In the case of hERG, this lets us see what happens when the current is activated, because hERG switches on at high voltages. By comparing the activation time at lots of different potential steps, you can begin to understand the activation kinetics of the channel. In this paper, they were able to put together a model of what happens, by taking models with various numbers of closed states and comparing their predictions to the real data.

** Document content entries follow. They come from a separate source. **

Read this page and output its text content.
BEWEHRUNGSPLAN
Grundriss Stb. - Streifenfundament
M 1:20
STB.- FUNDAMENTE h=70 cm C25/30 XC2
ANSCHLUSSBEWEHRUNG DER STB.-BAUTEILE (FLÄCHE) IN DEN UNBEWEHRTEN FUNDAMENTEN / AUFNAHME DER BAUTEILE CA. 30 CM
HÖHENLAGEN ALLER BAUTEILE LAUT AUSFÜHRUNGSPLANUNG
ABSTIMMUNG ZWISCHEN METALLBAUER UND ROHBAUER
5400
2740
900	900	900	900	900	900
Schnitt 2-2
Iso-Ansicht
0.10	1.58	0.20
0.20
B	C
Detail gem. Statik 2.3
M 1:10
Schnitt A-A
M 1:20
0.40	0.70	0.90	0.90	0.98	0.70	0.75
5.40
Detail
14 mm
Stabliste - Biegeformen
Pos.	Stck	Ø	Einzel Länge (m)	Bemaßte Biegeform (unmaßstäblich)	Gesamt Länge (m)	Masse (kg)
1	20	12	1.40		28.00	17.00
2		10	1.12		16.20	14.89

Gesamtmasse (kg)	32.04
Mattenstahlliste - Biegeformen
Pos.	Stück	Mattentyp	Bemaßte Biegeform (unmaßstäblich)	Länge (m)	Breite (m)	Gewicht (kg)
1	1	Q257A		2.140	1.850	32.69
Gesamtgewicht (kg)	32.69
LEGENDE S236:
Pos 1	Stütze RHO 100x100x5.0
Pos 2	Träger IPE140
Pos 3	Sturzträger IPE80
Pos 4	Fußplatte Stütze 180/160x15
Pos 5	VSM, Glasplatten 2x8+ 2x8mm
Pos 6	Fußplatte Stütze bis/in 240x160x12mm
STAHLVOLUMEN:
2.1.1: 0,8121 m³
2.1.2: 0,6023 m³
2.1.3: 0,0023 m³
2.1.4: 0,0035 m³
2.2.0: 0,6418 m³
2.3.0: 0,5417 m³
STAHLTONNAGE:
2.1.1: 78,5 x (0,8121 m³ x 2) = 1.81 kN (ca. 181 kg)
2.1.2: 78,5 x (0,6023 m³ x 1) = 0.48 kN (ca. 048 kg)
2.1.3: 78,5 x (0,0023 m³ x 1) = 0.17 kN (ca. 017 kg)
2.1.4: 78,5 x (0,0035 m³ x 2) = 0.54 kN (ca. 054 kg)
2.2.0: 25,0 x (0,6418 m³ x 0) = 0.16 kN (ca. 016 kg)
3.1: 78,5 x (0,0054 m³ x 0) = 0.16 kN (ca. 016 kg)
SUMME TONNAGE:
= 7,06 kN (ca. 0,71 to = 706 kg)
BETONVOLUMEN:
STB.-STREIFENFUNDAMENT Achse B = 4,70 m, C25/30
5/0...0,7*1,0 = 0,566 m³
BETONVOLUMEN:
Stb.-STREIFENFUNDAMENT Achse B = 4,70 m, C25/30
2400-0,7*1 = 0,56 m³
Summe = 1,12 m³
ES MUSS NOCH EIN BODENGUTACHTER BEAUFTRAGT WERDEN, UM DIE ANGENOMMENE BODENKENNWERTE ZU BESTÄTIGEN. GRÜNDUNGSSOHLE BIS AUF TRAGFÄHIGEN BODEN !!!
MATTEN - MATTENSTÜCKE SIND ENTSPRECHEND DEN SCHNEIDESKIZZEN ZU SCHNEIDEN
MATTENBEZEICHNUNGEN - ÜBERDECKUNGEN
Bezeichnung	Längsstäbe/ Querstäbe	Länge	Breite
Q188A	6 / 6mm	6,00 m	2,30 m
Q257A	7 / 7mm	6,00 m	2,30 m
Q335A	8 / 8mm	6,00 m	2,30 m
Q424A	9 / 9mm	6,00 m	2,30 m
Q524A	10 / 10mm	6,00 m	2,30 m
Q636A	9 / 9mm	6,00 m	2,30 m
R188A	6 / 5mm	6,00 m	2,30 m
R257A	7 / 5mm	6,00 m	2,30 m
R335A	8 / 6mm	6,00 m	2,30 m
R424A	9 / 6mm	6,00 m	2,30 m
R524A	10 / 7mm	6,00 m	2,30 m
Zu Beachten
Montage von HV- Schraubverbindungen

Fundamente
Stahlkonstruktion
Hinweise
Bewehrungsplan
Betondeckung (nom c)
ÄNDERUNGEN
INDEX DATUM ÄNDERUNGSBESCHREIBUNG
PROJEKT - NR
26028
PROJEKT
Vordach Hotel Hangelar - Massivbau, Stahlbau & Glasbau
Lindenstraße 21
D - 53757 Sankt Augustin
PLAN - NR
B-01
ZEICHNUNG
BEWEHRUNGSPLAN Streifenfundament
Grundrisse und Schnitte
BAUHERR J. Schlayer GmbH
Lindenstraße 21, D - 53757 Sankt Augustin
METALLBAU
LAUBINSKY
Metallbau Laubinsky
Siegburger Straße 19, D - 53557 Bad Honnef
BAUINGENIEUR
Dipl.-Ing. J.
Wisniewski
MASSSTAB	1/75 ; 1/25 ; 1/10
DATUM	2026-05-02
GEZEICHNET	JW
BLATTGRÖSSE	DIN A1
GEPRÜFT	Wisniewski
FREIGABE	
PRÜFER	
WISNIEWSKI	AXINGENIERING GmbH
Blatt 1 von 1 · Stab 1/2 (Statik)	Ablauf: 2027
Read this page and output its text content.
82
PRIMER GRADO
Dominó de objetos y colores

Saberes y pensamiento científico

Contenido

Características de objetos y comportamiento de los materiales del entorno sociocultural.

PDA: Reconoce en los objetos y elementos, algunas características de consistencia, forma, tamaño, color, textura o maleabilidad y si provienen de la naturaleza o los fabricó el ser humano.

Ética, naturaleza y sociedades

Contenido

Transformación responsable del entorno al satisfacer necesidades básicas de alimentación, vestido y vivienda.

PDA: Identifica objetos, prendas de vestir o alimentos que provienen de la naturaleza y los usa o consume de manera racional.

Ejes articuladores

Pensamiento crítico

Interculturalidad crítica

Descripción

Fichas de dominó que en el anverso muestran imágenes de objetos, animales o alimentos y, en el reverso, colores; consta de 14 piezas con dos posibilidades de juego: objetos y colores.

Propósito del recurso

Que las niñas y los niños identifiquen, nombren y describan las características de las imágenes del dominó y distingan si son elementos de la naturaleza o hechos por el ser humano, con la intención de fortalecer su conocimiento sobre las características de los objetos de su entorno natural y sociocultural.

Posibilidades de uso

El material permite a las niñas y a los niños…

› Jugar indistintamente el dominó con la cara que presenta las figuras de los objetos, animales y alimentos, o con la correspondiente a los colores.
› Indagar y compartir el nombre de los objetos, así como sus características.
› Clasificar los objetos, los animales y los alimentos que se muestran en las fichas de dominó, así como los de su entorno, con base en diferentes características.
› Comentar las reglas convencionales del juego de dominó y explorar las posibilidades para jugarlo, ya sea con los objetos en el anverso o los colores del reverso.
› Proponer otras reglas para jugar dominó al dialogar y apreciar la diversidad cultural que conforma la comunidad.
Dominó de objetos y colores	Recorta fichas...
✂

Activation kinetics are important, but so are deactivation kinetics. The hERG channels close when the membrane potential decreases, so if we activate them and then let the voltage drop down again, we should be able to see what happens when they close:



Again, we can try lots of different voltages:



... and from this, build up a model of the deactivation of this current. Inactivation (which is distinct from deactivation, because it stops the channels from being openable for a period of time) happens very quickly, so they had to cut open the cells for their patch clamp. I'd never come across this method before, but I came across quite a good review article.

In addition to creating a mathematical model of this current, the authors also talk a little bit about possible molecular reasons for the behaviour of the channel. This isn't something I've seen a lot in electrophysiology modelling papers, and I think it's really important to keep an eye on the fact that in addition to being a model component, what we're modelling is a real, physical protein, and mechanistic understanding of how that works can feed back into modelling work.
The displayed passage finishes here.